Authors: Alan Balch and Donna Cryer

The vast majority of experts agree that we could, and should, be doing a lot more to include input from patients in value assessment, from conceptualization to data inputs to implementation. The crux of the problem is that in today’s world, we end up with models that assign a value to treatment, devoid of useful information to patients. Patients care about data related to aspects of a treatment like its side effects and the burden the treated patient may place on their families or caregiver. They also differ in their preferences — the priorities for care delivery and outcome that are important to them. For example, some patients may prefer a treatment that offers improved mobility and independence over one that has the potential for greater survival. In short, today’s models are based on math, but the math doesn’t necessarily have meaning.

The question is, how do we go about improving value assessment in a way that is productive and meaningful?  From its inception, the Innovation and Value Initiative has championed including patients at the inception of our work to define the factors that are relevant to their lived experience, and to explore methods to incorporate those perspectives inside the complicated calculations. IVI’s 2018 White Paper, Partnering with Patients, outlined the principles and tools the organization would employ to involve patients in our research. As a result, patients and patient organizations contributed meaningful input, review and recommended improvement to the development of IVI’s first two disease-specific models examining value in rheumatoid arthritis and non-small cell lung cancer treatments.
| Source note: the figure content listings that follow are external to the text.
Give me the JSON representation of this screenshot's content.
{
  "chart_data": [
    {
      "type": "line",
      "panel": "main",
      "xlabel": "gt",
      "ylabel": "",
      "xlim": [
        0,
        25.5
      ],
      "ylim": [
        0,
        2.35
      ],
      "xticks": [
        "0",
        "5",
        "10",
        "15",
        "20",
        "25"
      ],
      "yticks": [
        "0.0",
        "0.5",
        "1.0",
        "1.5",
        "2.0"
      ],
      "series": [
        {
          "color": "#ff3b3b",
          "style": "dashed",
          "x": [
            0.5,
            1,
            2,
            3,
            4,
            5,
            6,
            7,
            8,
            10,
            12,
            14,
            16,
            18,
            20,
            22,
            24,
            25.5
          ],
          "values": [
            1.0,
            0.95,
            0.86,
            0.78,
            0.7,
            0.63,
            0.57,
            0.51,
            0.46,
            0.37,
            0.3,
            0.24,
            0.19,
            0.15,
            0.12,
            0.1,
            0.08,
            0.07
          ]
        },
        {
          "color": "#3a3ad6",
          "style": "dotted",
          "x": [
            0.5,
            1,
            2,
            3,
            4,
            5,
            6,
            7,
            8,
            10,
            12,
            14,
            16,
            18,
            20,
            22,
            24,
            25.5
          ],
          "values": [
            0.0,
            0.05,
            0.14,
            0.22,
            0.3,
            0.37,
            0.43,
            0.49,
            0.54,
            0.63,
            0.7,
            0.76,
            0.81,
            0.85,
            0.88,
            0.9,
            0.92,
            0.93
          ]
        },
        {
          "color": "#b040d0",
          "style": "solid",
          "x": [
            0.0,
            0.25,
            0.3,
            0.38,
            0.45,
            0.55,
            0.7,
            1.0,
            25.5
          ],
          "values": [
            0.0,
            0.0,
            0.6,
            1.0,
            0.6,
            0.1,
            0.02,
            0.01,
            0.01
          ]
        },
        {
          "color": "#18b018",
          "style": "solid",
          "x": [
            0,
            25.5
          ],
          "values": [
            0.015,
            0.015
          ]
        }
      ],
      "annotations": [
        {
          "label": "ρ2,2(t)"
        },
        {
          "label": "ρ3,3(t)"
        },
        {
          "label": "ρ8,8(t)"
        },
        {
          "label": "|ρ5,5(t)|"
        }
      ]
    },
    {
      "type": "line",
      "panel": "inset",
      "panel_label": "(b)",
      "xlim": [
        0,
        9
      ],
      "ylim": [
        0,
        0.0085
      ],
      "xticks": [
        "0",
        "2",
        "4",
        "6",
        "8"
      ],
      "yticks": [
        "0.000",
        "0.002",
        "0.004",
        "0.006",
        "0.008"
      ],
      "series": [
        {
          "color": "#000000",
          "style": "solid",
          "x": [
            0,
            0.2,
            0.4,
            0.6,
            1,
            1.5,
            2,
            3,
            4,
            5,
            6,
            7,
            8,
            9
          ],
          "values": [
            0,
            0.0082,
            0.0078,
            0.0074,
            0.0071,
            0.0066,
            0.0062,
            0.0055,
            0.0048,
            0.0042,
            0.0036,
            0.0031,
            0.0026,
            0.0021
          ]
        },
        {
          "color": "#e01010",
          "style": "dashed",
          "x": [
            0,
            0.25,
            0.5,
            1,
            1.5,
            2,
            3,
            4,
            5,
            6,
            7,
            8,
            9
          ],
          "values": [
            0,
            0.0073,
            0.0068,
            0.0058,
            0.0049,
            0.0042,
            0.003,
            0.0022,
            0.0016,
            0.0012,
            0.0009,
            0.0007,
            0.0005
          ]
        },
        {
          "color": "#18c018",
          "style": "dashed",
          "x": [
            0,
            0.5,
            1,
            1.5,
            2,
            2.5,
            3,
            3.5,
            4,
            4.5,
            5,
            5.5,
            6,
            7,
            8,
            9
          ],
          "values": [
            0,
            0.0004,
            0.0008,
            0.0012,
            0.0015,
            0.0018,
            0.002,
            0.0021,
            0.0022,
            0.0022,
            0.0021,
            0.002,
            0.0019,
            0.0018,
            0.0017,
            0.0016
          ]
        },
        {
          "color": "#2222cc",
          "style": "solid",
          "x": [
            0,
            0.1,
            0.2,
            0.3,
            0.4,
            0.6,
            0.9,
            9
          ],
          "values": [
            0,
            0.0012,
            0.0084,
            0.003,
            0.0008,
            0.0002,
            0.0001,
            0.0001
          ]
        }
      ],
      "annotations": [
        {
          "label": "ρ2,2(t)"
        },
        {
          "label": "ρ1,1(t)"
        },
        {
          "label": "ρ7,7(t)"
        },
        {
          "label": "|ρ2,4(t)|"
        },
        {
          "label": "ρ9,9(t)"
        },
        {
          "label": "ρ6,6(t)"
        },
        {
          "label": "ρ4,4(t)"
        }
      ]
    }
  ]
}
Like many others, we’ve learned through doing that meaningful patient involvement isn’t a linear path and that creating a learning system for how to do it well is a long-term commitment. And, we’re pleased that other organizations are also prioritizing this important partnership, as indicated by ICER Executive Director, Steve Pearson’s commentary earlier this year,

“…. We can’t even begin to understand the value of new drugs without hearing from patients, and we will never be able to have the honest, mature, and difficult conversation about prices and coverage unless patients are at the table.”

As our next step in ensuring that patients are intimately involved in every step of the value assessment process, IVI recently announced the formation of a Patient Advisory Council. Comprised of patient-advocacy leaders with a breadth and depth of experience, the Patient Advisory Council will advise the Board of Directors on our research agenda and approach, support our patient engagement strategies, improve how we use patient-driven real-world data, and ensure we communicate our research findings with patients more effectively.

The future of value assessment means working towards research that includes patient insights, experiences, and expertise from start to finish. This is an ambitious charge, and will require the challenging conversations about evidence, prices, methods and coverage that are sticking points in our national conversation about value. The good news is this group is ready to have those hard conversations in an open and frank way, helping to identify and test patient-defined and patient-centered solutions.

We are excited for the Council to begin its work and we look forward to sharing their insights in future columns.